Army recruitment of under-18s wastes £94 million every year, claims new report
ForcesWatch press release
The Ministry of Defence wastes up to £94 million every year training minors for army roles which could be filled more cost-effectively by adult recruits, according to a new report launched today by human rights groups Child Soldiers International and ForcesWatch.
PRESS RELEASE
ARMY RECRUITMENT OF UNDER-18s WASTES £94 MILLION EVERY YEAR, CLAIMS NEW REPORT
Huge cost of ‘out of date’ recruitment of minors
The Ministry of Defence wastes up to £94 million every year training minors for army roles which could be filled more cost-effectively by adult recruits, according to a new report launched today by human rights groups Child Soldiers International and ForcesWatch.
It costs the MoD twice as much to train a recruit at age 16 as it does at 18, says the report, due to the longer training for minors and their higher drop-out rate. Using MoD figures, One Step Forward: The case for ending recruitment of minors by the British armed forces found that, in 2010-11:
- It cost an estimated minimum of £88,985 to recruit and train each new soldier aged 16-17½, compared with £42,818 for each adult recruit (includes salary costs). (1)

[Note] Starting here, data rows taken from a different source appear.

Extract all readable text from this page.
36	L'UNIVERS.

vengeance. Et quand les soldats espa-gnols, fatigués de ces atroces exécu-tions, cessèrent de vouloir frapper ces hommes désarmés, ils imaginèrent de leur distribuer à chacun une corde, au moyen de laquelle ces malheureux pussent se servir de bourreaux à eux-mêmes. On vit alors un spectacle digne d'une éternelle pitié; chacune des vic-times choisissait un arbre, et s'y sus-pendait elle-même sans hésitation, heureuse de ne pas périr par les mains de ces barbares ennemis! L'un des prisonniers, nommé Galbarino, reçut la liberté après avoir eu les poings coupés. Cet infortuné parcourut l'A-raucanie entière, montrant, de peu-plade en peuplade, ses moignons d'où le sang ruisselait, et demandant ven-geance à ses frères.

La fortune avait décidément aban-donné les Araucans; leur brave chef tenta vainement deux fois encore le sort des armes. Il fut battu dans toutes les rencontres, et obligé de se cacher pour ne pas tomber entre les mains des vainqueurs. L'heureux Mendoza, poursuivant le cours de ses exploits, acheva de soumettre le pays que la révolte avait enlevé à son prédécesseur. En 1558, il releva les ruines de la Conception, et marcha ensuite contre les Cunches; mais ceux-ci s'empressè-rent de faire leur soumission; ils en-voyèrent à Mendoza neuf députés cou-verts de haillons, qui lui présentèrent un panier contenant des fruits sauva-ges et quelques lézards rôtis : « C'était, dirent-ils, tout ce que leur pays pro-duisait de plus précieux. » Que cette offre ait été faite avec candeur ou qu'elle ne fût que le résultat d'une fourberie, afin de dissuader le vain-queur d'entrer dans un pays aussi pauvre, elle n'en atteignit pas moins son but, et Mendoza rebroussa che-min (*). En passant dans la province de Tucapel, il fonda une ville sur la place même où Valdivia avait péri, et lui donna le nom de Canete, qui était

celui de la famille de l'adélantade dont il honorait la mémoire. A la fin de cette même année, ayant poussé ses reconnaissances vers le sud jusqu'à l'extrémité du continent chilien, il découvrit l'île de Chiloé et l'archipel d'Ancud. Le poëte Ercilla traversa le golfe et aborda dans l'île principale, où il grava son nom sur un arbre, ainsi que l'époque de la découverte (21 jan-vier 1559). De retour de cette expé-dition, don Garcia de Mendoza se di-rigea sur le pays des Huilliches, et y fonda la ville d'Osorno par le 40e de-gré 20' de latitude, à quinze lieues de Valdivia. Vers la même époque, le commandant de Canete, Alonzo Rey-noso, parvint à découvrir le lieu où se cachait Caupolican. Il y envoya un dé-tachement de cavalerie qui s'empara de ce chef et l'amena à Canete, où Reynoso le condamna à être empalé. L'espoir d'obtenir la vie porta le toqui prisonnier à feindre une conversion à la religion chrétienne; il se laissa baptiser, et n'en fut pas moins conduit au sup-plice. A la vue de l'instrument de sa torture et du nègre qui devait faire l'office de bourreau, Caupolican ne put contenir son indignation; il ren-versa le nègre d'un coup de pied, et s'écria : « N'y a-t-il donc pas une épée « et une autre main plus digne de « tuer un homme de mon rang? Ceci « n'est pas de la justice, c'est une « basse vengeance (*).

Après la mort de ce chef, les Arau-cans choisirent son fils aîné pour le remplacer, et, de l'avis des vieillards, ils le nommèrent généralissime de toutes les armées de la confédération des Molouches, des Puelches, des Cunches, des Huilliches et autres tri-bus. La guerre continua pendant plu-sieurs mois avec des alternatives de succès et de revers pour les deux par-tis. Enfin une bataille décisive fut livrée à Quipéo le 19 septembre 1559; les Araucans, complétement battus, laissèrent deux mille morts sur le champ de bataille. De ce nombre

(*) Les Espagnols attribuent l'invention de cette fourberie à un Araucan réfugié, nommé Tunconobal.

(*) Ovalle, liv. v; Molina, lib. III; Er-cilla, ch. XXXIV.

- The taxpayer would have saved an estimated £81.5 million – £94 million had only adults been recruited. (2)
- 37% of minors dropped out during training, compared with 28% of adult recruits. (3)
The report’s authors also underline the numerous ethical and legal concerns related to the recruitment of minors, including the disproportionately high level of risk they face and long-term consequences for their employability.
The large majority of countries worldwide now recruit only adults aged 18 or above into their armed forces. The UK is the only member of the European Union and only permanent member of the UN Security Council still recruiting from age 16. A recent national ICM poll found that 70 per cent of respondents who expressed a view thought the minimum army recruitment age should be at least 18. (4)
The report illustrates how projected staffing levels could be filled and costs reduced by recruiting adults only, resulting in a more efficient and easier to manage personnel structure. It calls on the MoD to commission a review as a matter of urgency and take action to implement the repeated recommendations from parliamentary and UN committees to raise the army recruitment age to 18.
“Why is the MoD wasting tens of millions of pounds every year on inefficient and ethically questionable recruitment policies when experienced soldiers are being made redundant due to budget cuts?” asked Richard Clarke, Director of Child Soldiers International.
“Recruiting minors into the army is a practice from a bygone era. It’s not just young recruits who pay the price for outdated MoD policies – taxpayers do too. And so does the Army, when it finds itself undermanned on the frontline because so many minors have dropped out of training”, said David Gee of ForcesWatch.
ENDS
Notes for Editors:
- Nick Harvey MP, former Minister for the Armed Forces, will be hosting an open meeting at Parliament on 14 May to discuss the findings of this report. Speakers will include Patrick Mercer MP, former Army Colonel.
- One Step Forward: The case for ending recruitment of minors by the British armed forces is the result of eight months’ unique research and analysis by two experts in military recruitment issues, both of whom have published a number of related reports in recent years.
- One Step Forward presents the financial, military-operational and ethical case for ending the recruitment of minors and shows how the armed forces could rely exclusively on adult recruits without detriment to projected staffing levels.
- At any one time, approximately 150 soldiers are fully trained but too young to be deployed. It costs approximately £2.65 million to pay the salaries of these soldiers. (Calculated as £17,690 (trained recruit salary 2013/14) x 150 trained under-18s =£2,653,500 per annum).
- The Defence Select Committee (2005), the Joint Committee on Human Rights (2009) and the UN Committee on the Rights of the Child (2008) have all called on the MoD to review the minimum recruitment age with a view to raising it to 18 years. These recommendations have never been acted on or received a substantive response.
- Child Soldiers International is an international human rights research and advocacy organisation seeking to end the military recruitment and the use in hostilities, in any capacity, of any person under the age of 18. www.child-soldiers.org
- ForcesWatch is a British-based campaigning organisation seeking to hold the state to account on the ethical integrity of its recruitment of young people into the armed forces. www.forceswatch.net
References:
1. Hansard: HC Deb, 13 September 2011, c1146W; 15 December 2011, c865W. This covers Phase One training only.
2. This calculation is based on recruiting for a nominal ten-year career and accounts for differing trainee drop-out rates and average career lengths between minors and adults.
3. Hansard: HC Deb, 25 November 2011, c595W.
4. ICM interviewed a random sample of 2,018 adults in Great Britain between 28 March and 1 April 2013. Surveys were conducted across the country and the results were weighted to the profile of all adults. See details here.